Die englische Definition des Merriam-Webster’s Collegiate Dictionary lässt sich
laut Wikipedia wie folgt übersetzen:
„Das, was geschieht, wenn ein Mann
herablassend mit jemandem (vor allem einer Frau) über einen Themenbereich
spricht, in dem er nur unvollständige Kenntnisse hat. Dabei nimmt er
fälschlicherweise an, er wisse mehr über den Gegenstand als die Person, mit der
er spricht.) Das Phänomen wird als Ausdruck der generellen und unreflektierten
Annahme des Sprechers gesehen, sein Gegenüber wisse weniger als er“.
Wie sinnvoll
es ist, eine unreflektierte, herablassende und auf unvollständiger Themenkenntnis
beruhende Sprechweise auf genetisch bestimmte Geschlechtsmerkmale
zurückzuführen, sei nun einmal dahingestellt. Dies vor allem Männern zuzuschreiben
und nicht auch Alten, Jungen, Frauen, Kleinen, Großen, Weißen, Schwarzen,
Klerikern, Politikern und Anderen – sprich dem Menschen an sich,
beziehungsweise von bestimmten Gesinnungen geprägten Menschen – kann man
zumindest als fragwürdig betrachten. Allerdings bietet der Begriff eine
vorzügliche Steilvorlage, um ein anderes – wie ich finde problematisches
– Phänomen unserer heutigen Gesellschaft zu definieren: Die
Vorherrschaft vermeintlicher Moral, die auf unvollständigen Kenntnissen und
unreflektierten Annahmen des sie selbst propagierenden Subjekts beruht – kurz Moralsplaining.
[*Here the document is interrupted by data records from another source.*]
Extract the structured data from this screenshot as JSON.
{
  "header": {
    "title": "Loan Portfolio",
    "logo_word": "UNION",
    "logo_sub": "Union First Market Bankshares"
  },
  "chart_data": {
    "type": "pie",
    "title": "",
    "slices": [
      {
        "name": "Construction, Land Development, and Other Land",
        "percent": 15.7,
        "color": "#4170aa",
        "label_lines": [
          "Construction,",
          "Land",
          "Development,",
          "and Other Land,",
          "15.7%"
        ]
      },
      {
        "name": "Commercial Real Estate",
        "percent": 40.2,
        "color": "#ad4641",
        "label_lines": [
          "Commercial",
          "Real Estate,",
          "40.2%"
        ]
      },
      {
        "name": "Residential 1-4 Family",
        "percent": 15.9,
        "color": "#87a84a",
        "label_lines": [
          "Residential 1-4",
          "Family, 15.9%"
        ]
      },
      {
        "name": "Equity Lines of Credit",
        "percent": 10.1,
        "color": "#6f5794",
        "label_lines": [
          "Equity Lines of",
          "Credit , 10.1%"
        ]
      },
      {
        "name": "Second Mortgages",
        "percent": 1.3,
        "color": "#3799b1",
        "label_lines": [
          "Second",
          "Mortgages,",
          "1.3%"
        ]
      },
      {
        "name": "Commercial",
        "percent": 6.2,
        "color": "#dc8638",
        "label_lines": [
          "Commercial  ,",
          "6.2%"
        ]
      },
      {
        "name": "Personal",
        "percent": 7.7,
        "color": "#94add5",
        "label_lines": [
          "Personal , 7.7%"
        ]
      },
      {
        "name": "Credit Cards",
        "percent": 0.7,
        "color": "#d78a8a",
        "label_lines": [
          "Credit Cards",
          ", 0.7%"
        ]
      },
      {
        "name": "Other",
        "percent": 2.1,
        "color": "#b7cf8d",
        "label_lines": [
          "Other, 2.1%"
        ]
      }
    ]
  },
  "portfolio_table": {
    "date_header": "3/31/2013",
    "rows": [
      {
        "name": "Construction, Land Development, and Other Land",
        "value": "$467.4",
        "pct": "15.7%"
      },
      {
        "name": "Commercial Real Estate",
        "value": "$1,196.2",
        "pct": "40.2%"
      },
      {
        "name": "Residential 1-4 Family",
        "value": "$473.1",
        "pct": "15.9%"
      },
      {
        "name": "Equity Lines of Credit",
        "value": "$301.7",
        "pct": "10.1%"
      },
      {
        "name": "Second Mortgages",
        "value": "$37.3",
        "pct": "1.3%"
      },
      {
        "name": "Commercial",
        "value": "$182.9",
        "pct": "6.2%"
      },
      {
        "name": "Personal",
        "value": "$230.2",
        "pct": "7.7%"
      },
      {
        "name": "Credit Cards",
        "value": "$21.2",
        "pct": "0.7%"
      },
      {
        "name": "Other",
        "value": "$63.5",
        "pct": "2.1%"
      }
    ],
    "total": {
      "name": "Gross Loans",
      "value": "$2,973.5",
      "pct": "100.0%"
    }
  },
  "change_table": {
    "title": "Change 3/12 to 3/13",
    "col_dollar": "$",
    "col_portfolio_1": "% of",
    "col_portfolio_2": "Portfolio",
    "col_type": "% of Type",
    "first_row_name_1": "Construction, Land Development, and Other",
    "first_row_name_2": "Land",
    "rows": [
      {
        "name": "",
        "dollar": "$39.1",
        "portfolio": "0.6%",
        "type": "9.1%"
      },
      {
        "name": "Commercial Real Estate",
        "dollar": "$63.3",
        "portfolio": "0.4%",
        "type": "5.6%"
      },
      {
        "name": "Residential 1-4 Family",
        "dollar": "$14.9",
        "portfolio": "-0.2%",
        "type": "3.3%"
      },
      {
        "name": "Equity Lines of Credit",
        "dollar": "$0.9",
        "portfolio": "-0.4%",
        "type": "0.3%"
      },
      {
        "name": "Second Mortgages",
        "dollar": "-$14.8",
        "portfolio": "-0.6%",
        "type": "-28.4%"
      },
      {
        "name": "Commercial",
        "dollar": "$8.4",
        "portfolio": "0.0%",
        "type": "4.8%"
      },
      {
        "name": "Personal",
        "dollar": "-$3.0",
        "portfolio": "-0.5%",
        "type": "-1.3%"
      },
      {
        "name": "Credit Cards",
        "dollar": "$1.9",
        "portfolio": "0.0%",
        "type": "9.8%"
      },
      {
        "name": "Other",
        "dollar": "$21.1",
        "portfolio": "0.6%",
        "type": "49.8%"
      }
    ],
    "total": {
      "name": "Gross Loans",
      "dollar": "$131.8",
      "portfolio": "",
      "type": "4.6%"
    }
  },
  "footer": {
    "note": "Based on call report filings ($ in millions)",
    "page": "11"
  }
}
Mansplaining und Moralsplaining
Gemäß der
oben erläuterten, von Wikipedia übersetzten Wortschöpfung des Mansplaining,
gelangt man zu folgender Definition von Moralsplaining:
„Das, was
geschieht, wenn ein sich als moralisch (richtig) einstufendes Subjekt herablassend
mit jemandem (vor allem einem vom eigenen Standpunkt abweichenden Subjekt) über
einen Themenbereich spricht, in dem es nur unvollständige Kenntnisse
hat. Dabei nimmt es fälschlicherweise an, es wisse mehr über ein
Thema als die Person, mit der es spricht.“
Im
Unterschied zum Mansplaining, ist das sich des Moralsplaining bedienende
Subjekt nicht auf bestimmte genetische Geschlechtsmerkmale festgelegt, sondern
alleine dadurch definiert, dass es sich als moralisch einstuft,
fälschlicherweise annimmt, mehr als der Gegenüber zu wissen, dabei aber
unvollständige Kenntnisse hat und sich herablassend äußert. Moralsplaining
betreibende Subjekte zeichnen sich durch einen moralischen Populismus
aus, in dem ein nicht zu Ende gedachtes Ideal in quasi-religiöser Weise zur
Ideologie wird und den Menschen, unter Ausblendung jeglicher Folgen und
Nebenwirkungen als einfache und richtige Lösung versucht wird nahezubringen.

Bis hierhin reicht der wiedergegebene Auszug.